Dan Diephouse argues...
Making an RPC application is much easier. This is one of the killer features of SOAP/WSDL. I can take my business service and build a web service out of it with very little effort (I assert that there are non-evil ways to do this, but thats another story). I can then be interoperating with a .NET application in just a minute or two. Or I can take a WSDL, generate a set of objects, and just write some glue code between my internal objects and the web service objects.Sigh. Again with the "ease" argument. There're enough counterarguments to the false sense of security provided by "easy tooling". Heck, I don't even see the dotnet people making that case any longer. (Admittedly, since I work with zero dotnet programmers these days, I don't have to watch those lists.)

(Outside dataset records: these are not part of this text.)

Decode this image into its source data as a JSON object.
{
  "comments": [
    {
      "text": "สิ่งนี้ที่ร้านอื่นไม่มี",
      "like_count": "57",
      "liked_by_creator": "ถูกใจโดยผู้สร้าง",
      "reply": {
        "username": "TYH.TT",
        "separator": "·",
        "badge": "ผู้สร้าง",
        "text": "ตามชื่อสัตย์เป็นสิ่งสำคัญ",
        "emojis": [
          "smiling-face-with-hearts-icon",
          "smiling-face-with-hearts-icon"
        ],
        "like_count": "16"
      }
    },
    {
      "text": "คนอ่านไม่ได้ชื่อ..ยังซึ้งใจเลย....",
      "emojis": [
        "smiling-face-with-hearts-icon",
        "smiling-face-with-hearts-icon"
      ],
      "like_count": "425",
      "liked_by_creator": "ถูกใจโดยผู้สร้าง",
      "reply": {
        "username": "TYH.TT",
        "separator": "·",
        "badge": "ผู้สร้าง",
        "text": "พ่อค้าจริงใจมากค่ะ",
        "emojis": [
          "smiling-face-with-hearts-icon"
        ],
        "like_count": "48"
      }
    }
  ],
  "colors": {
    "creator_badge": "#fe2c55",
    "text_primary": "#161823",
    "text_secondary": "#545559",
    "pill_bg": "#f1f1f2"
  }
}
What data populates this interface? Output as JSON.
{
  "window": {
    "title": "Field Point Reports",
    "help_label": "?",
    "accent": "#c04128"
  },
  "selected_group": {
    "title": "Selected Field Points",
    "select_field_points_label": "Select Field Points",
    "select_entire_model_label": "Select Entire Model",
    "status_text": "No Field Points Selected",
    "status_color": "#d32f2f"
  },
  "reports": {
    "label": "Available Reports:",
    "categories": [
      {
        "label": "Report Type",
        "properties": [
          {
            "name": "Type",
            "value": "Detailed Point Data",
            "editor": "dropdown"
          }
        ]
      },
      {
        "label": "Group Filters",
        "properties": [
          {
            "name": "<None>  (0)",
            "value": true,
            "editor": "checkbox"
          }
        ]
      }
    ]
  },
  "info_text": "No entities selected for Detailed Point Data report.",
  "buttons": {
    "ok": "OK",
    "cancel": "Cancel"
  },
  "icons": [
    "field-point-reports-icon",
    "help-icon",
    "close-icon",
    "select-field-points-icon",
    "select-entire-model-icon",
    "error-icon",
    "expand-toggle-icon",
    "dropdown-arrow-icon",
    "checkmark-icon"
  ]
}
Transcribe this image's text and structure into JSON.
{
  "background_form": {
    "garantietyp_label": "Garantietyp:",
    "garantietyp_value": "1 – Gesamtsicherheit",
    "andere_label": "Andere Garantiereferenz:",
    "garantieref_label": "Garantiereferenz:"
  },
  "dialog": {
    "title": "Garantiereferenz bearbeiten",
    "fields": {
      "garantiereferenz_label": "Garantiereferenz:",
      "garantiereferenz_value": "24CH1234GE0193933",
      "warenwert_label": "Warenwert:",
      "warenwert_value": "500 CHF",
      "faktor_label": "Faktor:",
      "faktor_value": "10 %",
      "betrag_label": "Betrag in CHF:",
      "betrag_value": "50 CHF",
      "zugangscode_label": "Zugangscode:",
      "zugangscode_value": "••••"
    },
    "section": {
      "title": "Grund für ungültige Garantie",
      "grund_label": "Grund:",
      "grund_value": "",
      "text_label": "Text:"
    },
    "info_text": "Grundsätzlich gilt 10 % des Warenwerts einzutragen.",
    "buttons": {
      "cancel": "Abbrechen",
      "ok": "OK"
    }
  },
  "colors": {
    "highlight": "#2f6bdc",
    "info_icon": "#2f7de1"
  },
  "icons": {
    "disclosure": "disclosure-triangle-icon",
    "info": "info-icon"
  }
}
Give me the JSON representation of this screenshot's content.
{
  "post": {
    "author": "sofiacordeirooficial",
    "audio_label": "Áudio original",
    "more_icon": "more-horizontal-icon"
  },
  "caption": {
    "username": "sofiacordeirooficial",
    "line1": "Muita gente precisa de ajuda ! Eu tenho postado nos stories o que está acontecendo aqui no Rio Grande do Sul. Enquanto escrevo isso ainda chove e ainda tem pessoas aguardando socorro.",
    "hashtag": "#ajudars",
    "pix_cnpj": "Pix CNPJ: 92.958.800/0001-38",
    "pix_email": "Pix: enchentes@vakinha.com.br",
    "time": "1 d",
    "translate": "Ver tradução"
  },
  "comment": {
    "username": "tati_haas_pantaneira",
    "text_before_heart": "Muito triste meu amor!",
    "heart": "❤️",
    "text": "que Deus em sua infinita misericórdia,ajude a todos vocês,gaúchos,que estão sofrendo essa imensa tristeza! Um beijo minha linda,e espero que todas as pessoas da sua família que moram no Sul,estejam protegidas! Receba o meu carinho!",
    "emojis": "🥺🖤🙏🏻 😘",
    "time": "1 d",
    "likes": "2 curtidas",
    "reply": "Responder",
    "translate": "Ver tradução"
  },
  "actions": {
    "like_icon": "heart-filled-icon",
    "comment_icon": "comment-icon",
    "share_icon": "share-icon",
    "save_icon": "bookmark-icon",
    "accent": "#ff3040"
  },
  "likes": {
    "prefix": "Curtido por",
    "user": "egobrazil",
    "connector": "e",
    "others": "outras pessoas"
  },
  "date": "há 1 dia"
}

Designing with HTTP and related standards is something everyone should be studying right now, even if they're not taking it into production. This will get easier, even with Java, and the results will pay dividends way beyond what the current IDE "tooling" provides for "easy RPC".
If not, I still may have that Word document an SAP consultant sent me, telling me how to hand-edit a WSDL to get SAP's SOAP to interoperate with other SOAPs in Java and dotnet. That may make things *easier* for you.
...and I'm done.
1 comment:
The old "easy" meaning easy to write argument again. Writing the code is the easiest part of programming. Evolving the code is much harder. That's what our tools should be optimised for.
And that's what REST over HTTP is so good at. The standardised verbs are supported by so much infrastructure: caches, proxying, load balancing, etc. Doing everything as object invocations over POST requests throws all that out the window.